The family dynamic that has impacted the character’s psyche is that Stanley does not accept Blanche. Her worldview, actions, actions, and arrogance are alien to him, and it is the totality of these characteristics of the girl leads to dislike on the part of her sister’s husband. Stella, in turn, values both her husband and sister, which puts her in a difficult position. Nevertheless, in the outcome of the play, Stella chooses in favor of her husband, but this decision makes her suffer and suffer. She probably chooses Stanley’s side because she does not know how she can raise her newborn baby alone. At the end of the play, Stella leaves Stanley, although the probability that she will return to him later remains at the reader’s discretion.
Conclusion
In conclusion, the play by Tennessee Williams is multifaceted and vital because it talks about a simple human life without embellishment, such as it is for many people and families around the world to this day. It reveals men and women from different sides, attitudes, and views; it reveals behavioral motives, how to relate to a particular situation, and how to perceive the consequences of words, actions, and decisions.

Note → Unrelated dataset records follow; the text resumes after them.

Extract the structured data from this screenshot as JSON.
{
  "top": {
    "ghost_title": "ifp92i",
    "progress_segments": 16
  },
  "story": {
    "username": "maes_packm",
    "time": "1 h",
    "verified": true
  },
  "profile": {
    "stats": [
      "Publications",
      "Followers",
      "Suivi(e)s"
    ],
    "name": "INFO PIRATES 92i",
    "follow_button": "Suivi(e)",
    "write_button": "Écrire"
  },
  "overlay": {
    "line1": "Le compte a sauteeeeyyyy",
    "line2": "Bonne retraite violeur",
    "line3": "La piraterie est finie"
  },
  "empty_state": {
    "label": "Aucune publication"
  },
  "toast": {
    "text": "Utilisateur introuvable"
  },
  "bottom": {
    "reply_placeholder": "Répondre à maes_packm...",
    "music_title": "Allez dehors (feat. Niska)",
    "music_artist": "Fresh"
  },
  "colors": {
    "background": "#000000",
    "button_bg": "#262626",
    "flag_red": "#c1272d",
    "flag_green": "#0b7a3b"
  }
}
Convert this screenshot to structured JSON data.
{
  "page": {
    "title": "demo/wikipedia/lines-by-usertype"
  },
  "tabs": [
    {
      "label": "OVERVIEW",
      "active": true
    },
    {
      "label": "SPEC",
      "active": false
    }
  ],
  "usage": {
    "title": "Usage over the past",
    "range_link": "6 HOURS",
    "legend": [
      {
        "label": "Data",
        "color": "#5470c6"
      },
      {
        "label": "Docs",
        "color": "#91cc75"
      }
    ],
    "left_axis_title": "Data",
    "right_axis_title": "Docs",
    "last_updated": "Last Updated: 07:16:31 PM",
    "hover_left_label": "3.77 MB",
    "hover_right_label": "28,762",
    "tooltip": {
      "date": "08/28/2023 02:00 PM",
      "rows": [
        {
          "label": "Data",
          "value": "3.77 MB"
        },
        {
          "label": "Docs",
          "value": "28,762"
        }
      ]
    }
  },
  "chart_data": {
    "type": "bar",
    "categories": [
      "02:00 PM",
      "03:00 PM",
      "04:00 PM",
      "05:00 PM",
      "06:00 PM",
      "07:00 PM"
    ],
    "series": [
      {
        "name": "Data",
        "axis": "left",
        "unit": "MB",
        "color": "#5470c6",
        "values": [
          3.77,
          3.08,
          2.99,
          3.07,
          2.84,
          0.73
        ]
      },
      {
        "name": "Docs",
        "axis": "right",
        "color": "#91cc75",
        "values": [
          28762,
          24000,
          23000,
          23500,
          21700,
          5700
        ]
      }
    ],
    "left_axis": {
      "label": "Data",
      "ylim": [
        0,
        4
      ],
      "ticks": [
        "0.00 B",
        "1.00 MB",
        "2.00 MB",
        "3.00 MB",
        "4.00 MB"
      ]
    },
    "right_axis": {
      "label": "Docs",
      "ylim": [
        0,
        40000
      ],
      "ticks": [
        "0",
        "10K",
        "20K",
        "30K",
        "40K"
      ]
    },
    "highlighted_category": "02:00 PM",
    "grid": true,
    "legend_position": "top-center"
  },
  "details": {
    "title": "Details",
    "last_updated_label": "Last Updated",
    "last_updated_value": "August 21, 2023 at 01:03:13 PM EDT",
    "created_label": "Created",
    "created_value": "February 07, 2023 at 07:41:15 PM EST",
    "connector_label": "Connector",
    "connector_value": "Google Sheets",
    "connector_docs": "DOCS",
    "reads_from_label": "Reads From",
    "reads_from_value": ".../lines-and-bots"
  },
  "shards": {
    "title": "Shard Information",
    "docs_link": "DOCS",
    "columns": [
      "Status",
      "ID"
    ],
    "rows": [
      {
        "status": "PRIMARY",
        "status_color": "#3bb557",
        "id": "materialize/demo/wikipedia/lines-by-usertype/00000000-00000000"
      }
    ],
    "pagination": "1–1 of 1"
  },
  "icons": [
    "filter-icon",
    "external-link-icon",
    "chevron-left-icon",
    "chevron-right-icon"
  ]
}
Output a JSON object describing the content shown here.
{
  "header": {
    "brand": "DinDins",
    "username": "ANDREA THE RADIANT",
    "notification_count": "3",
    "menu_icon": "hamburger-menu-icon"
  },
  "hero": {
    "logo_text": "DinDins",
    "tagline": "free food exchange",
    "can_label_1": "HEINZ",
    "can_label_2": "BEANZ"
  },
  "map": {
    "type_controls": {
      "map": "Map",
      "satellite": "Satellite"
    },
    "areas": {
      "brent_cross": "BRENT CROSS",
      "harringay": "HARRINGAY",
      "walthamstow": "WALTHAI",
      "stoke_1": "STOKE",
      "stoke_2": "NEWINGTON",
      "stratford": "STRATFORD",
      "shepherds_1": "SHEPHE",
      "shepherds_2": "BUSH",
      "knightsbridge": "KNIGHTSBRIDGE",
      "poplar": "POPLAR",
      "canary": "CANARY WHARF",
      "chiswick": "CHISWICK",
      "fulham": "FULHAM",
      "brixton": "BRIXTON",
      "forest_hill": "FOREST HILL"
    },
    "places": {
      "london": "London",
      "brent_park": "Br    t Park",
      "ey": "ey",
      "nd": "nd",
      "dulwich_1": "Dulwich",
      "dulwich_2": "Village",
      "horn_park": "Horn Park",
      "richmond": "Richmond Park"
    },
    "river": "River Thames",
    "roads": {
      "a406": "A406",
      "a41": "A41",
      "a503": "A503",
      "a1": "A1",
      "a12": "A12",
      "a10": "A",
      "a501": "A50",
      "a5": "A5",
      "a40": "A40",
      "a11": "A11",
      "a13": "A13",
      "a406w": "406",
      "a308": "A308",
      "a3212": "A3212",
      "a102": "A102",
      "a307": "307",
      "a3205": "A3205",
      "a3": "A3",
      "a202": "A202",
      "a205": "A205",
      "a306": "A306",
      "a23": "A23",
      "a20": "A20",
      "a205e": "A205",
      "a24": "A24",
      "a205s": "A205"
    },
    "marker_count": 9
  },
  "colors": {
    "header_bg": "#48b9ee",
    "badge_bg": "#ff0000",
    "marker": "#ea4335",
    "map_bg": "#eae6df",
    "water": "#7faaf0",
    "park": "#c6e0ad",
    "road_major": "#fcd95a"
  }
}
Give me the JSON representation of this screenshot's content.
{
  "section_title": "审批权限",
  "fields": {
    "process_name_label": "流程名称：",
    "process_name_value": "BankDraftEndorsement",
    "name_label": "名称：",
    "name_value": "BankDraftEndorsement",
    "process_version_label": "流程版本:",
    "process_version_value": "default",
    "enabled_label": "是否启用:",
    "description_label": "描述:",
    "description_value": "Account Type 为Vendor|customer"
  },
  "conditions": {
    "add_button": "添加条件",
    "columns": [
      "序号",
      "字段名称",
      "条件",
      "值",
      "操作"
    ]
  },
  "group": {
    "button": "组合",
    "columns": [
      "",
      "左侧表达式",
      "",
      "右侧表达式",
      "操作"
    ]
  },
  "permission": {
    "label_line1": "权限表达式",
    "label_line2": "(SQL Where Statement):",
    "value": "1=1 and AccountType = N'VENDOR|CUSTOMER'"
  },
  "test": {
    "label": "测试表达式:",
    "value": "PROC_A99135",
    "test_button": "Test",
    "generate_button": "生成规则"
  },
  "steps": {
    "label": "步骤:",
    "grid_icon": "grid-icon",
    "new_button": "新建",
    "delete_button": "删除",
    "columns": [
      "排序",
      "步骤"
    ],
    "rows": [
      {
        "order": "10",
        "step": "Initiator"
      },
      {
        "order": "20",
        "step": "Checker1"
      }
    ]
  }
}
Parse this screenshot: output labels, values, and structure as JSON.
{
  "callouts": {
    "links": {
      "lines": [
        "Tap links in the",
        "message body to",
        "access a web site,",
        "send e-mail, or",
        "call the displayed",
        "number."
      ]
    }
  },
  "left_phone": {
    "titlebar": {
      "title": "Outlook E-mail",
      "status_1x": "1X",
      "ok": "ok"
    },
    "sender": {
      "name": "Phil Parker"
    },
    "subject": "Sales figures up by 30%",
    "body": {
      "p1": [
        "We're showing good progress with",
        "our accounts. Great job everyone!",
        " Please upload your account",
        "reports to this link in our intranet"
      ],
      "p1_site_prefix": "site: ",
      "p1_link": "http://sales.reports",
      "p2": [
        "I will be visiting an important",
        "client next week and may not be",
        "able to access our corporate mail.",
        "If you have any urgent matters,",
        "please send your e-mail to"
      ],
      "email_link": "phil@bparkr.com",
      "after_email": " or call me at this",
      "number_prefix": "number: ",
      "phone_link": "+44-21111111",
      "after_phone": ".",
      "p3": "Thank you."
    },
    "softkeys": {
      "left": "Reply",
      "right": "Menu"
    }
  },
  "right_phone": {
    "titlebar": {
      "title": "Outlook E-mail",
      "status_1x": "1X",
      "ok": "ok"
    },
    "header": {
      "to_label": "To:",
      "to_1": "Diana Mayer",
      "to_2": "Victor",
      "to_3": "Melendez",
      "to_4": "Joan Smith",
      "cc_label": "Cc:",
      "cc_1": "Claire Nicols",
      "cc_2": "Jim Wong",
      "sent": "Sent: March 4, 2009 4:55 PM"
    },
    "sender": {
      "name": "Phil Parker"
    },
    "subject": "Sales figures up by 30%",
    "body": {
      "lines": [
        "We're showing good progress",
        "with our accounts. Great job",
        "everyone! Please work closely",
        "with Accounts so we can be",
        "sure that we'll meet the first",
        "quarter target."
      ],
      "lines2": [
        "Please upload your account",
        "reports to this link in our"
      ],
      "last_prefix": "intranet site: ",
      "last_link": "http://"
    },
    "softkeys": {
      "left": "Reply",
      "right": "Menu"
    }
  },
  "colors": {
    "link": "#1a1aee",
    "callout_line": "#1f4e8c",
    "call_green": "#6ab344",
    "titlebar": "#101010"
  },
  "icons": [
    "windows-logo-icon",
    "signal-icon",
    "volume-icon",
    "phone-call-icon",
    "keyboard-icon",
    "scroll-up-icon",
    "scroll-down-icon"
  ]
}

The play shows the problems of the psychology of a broken person who strives for his dream, and in the end, everything is destroyed to the very bottom.
Works Cited
Gontarski, Stanley. “Tennessee Williams’s Creative Frisson, Censorship, and the Queering of Theatre.” New Theatre Quarterly, vol. 37, no. 1, 2021, pp. 82-99.
Mandelbaum, George. “Two Psychotic Playwrights at Work: the Late Plays of August Strindberg and Tennessee Williams.” The Psychoanalytic Quarterly, vol. 86, no. 1, 2017, pp. 149-182.
Williams, Tennessee. A Streetcar Named Desire. A New Direction Book, 1947.